3本目は長砂ヒロ氏の『CGプロダクションのためのコンセプトアー~海外の現場で必要とされたコンセプトアートとは~』では、プロダクションにおけるコンセプトアートの意味や使われ方をわかりやすく解説。ピクサーやトンコハウスといった、「ハリウッド流CGアニメーションの王道」ともいえるコンセプトアートの作法が語られた。後半で行われたPhotoshopでの細かいテクニックを駆使したデモンストレーションも具体的な内容で今後の参考となったことだろう。

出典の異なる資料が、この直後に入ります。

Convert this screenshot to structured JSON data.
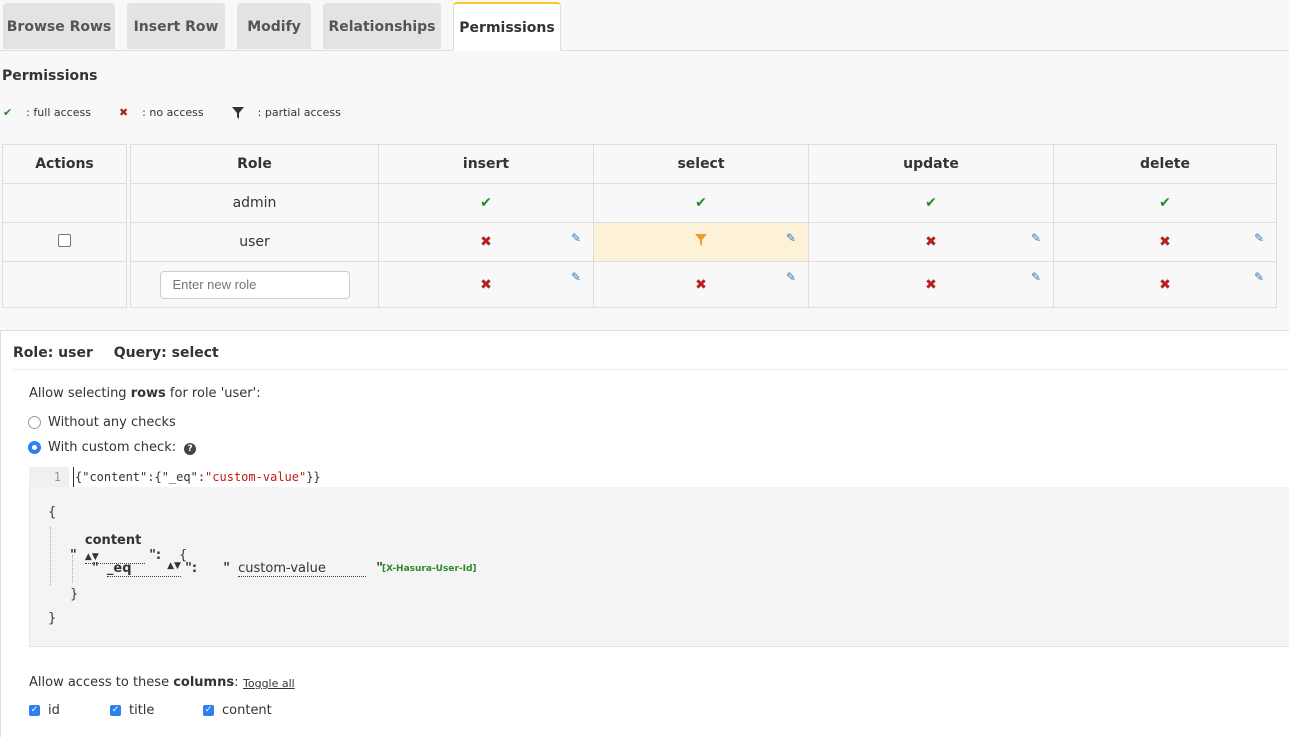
{
  "tabs": [
    {
      "label": "Browse Rows"
    },
    {
      "label": "Insert Row"
    },
    {
      "label": "Modify"
    },
    {
      "label": "Relationships"
    },
    {
      "label": "Permissions",
      "active": true
    }
  ],
  "permissions": {
    "title": "Permissions",
    "legend": {
      "full": ": full access",
      "none": ": no access",
      "partial": ": partial access"
    },
    "headers": [
      "Actions",
      "Role",
      "insert",
      "select",
      "update",
      "delete"
    ],
    "rows": [
      {
        "role": "admin",
        "insert": "full",
        "select": "full",
        "update": "full",
        "delete": "full"
      },
      {
        "role": "user",
        "insert": "none",
        "select": "partial",
        "update": "none",
        "delete": "none"
      }
    ],
    "new_role_placeholder": "Enter new role"
  },
  "panel": {
    "role_label": "Role: user",
    "query_label": "Query: select",
    "allow_prefix": "Allow selecting ",
    "allow_bold": "rows",
    "allow_suffix": " for role 'user':",
    "option_without": "Without any checks",
    "option_custom": "With custom check:",
    "editor_line": "1",
    "editor_code_open": "{\"content\":{\"_eq\":",
    "editor_code_value": "\"custom-value\"",
    "editor_code_close": "}}",
    "builder": {
      "open_brace": "{",
      "column": "content",
      "operator": "_eq",
      "value": "custom-value",
      "session_var": "[X-Hasura-User-Id]",
      "close_inner": "}",
      "close_outer": "}"
    },
    "columns_prefix": "Allow access to these ",
    "columns_bold": "columns",
    "columns_suffix": ":",
    "toggle_all": "Toggle all",
    "columns": [
      "id",
      "title",
      "content"
    ]
  }
}
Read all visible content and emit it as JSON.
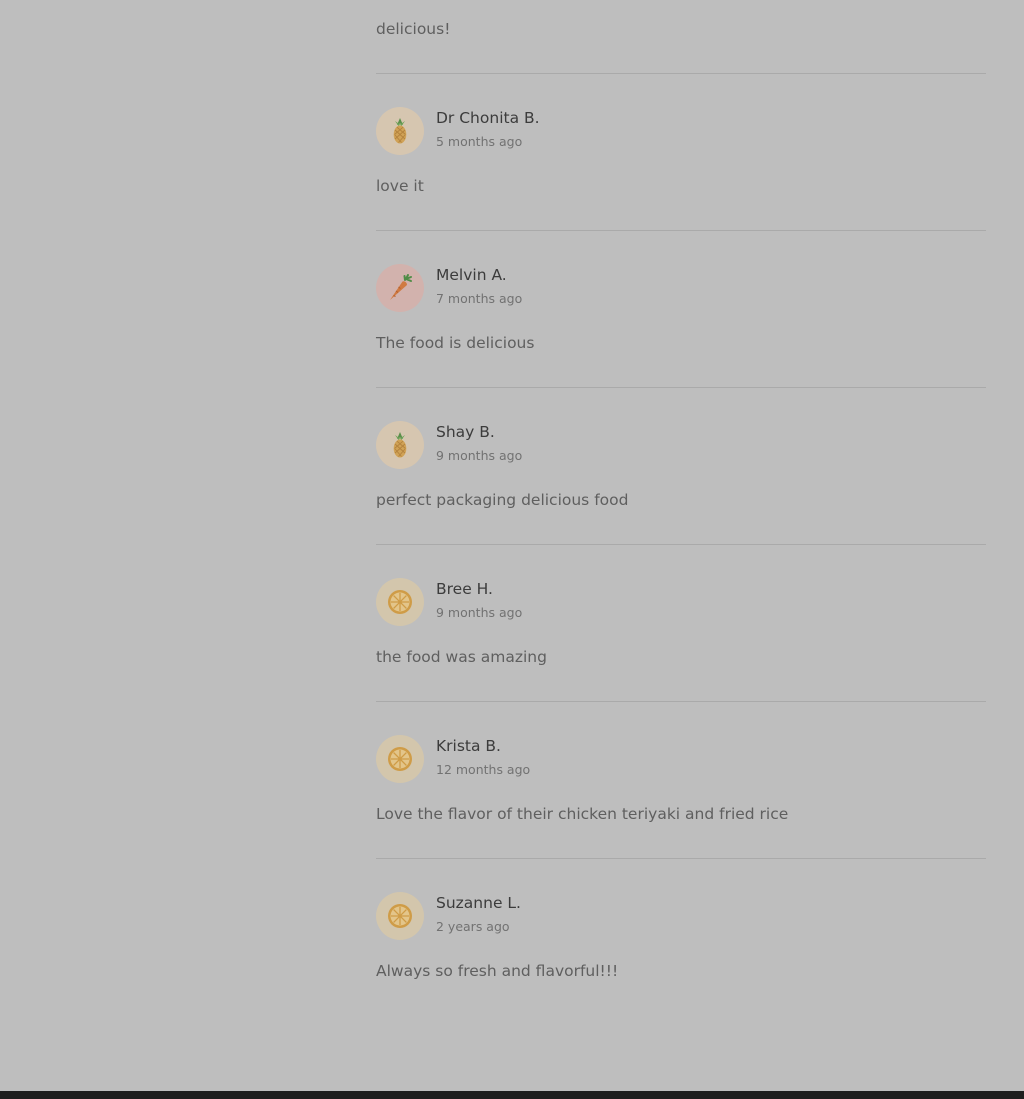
{
  "first_review_text": "delicious!",
  "reviews": [
    {
      "name": "Dr Chonita B.",
      "time": "5 months ago",
      "text": "love it",
      "avatar_icon": "pineapple-icon",
      "avatar_bg": "#d6c6b0"
    },
    {
      "name": "Melvin A.",
      "time": "7 months ago",
      "text": "The food is delicious",
      "avatar_icon": "carrot-icon",
      "avatar_bg": "#d2b2ad"
    },
    {
      "name": "Shay B.",
      "time": "9 months ago",
      "text": "perfect packaging delicious food",
      "avatar_icon": "pineapple-icon",
      "avatar_bg": "#d6c6b0"
    },
    {
      "name": "Bree H.",
      "time": "9 months ago",
      "text": "the food was amazing",
      "avatar_icon": "lemon-slice-icon",
      "avatar_bg": "#d3c6ac"
    },
    {
      "name": "Krista B.",
      "time": "12 months ago",
      "text": "Love the flavor of their chicken teriyaki and fried rice",
      "avatar_icon": "lemon-slice-icon",
      "avatar_bg": "#d3c6ac"
    },
    {
      "name": "Suzanne L.",
      "time": "2 years ago",
      "text": "Always so fresh and flavorful!!!",
      "avatar_icon": "lemon-slice-icon",
      "avatar_bg": "#d3c6ac"
    }
  ],
  "colors": {
    "page_bg": "#bebebe",
    "name_text": "#3c3c3c",
    "body_text": "#5f5f5f",
    "time_text": "#727272",
    "divider": "#aaaaaa",
    "bottom_bar": "#1e1e1e"
  }
}
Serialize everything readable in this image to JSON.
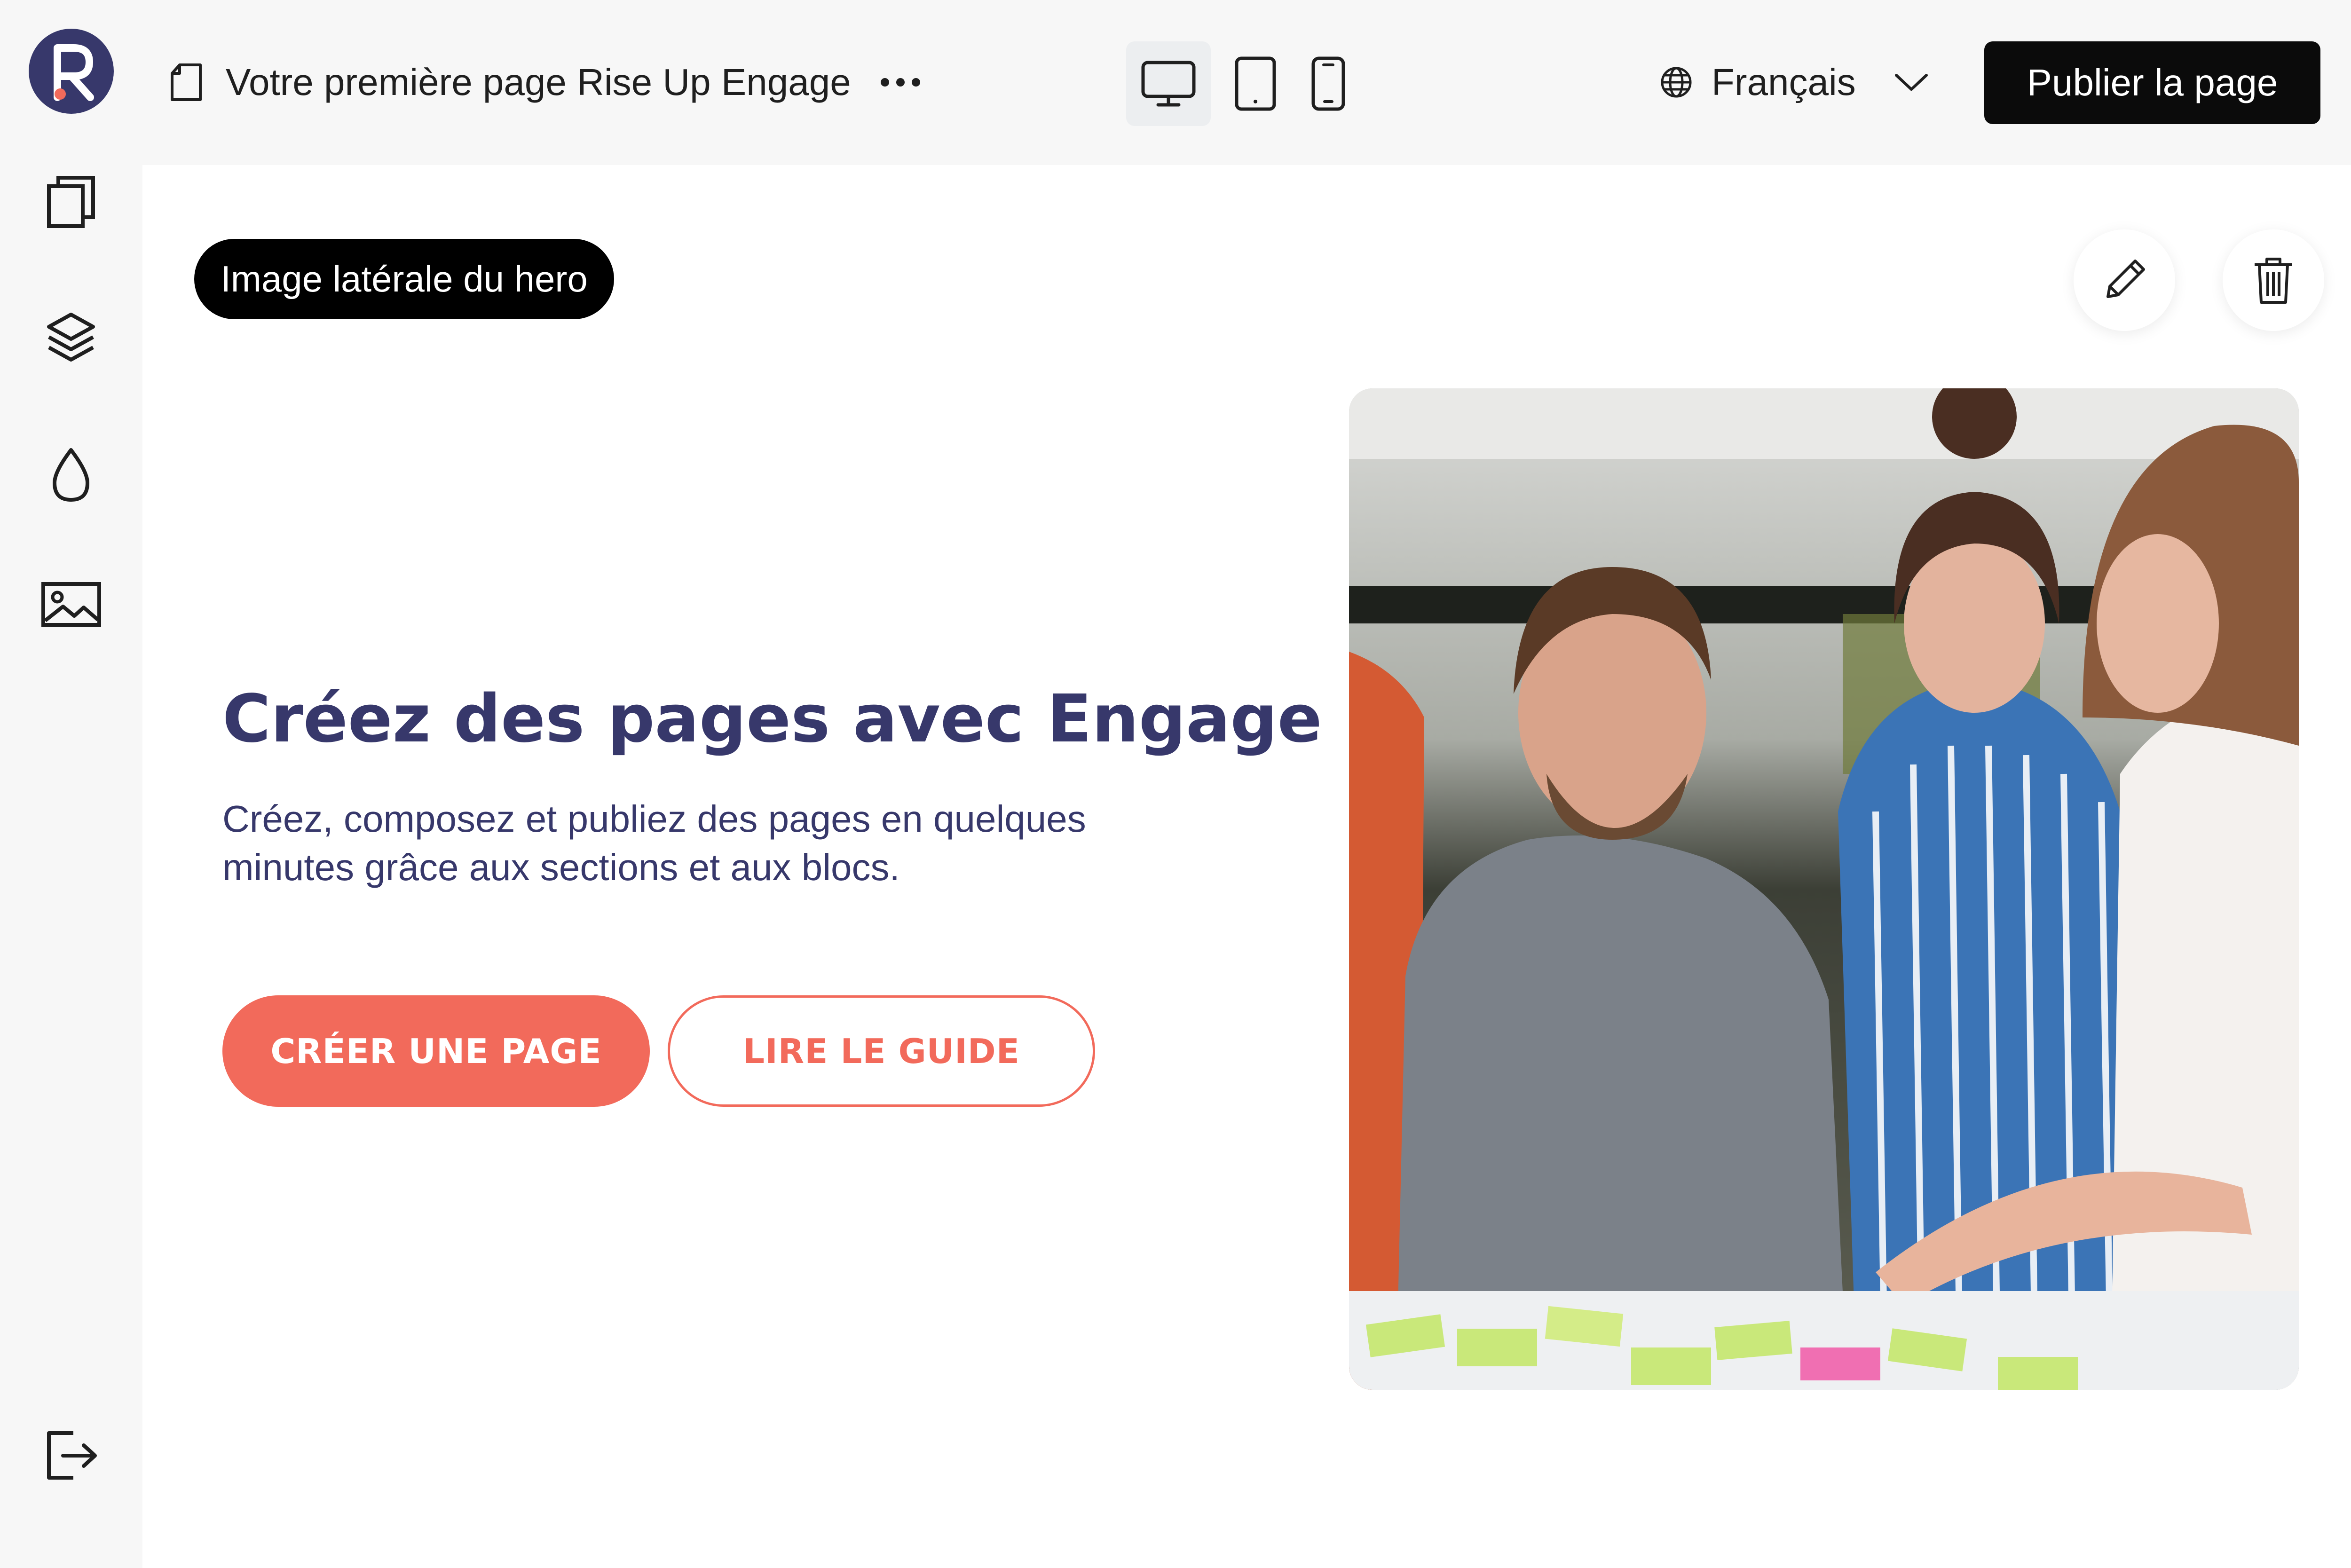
{
  "app": {
    "logo_letter": "R"
  },
  "toolbar": {
    "page_title": "Votre première page Rise Up Engage",
    "more_icon": "ellipsis-horizontal-icon",
    "devices": [
      {
        "name": "desktop",
        "icon": "desktop-icon",
        "active": true
      },
      {
        "name": "tablet",
        "icon": "tablet-icon",
        "active": false
      },
      {
        "name": "mobile",
        "icon": "mobile-icon",
        "active": false
      }
    ],
    "language": "Français",
    "publish_label": "Publier la page"
  },
  "sidebar": {
    "items": [
      {
        "icon": "pages-icon"
      },
      {
        "icon": "layers-icon"
      },
      {
        "icon": "theme-drop-icon"
      },
      {
        "icon": "media-image-icon"
      }
    ],
    "logout_icon": "logout-icon"
  },
  "editor": {
    "section_tag": "Image latérale du hero",
    "edit_icon": "pencil-icon",
    "delete_icon": "trash-icon"
  },
  "hero": {
    "title": "Créez des pages avec Engage",
    "subtitle": "Créez, composez et publiez des pages en quelques minutes grâce aux sections et aux blocs.",
    "primary_cta": "CRÉER UNE PAGE",
    "secondary_cta": "LIRE LE GUIDE"
  },
  "colors": {
    "brand": "#37386b",
    "accent": "#f26a5b",
    "publish_bg": "#0b0b0b"
  }
}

さて、初日最後の講義はイラストレーターとして数々の実績を積んだ上杉忠弘氏による『コンセプトアートの着想と視点~Photoshopを使ったコンセプトアートの実演~』だ。ライブペインティングを通してコンセプトアートの描き方が語られたのだが、一見サラリと簡単に描いているようではあるが、これまでのキャリアが濃縮された筆の動きにすっかり魅了されてしまった。話を聞きながらリアルタイムに出来上がっていく様子を見るのは極上の体験である。コンセプトアートコースの1日目を通して、作品への姿勢は人柄を表し、アーティストの数だけアプローチがあるということを目の当たりにした。講師たちの考え方や方法論は濃厚で刺激的なので、良い意味である種の覚悟が必要かもしれない。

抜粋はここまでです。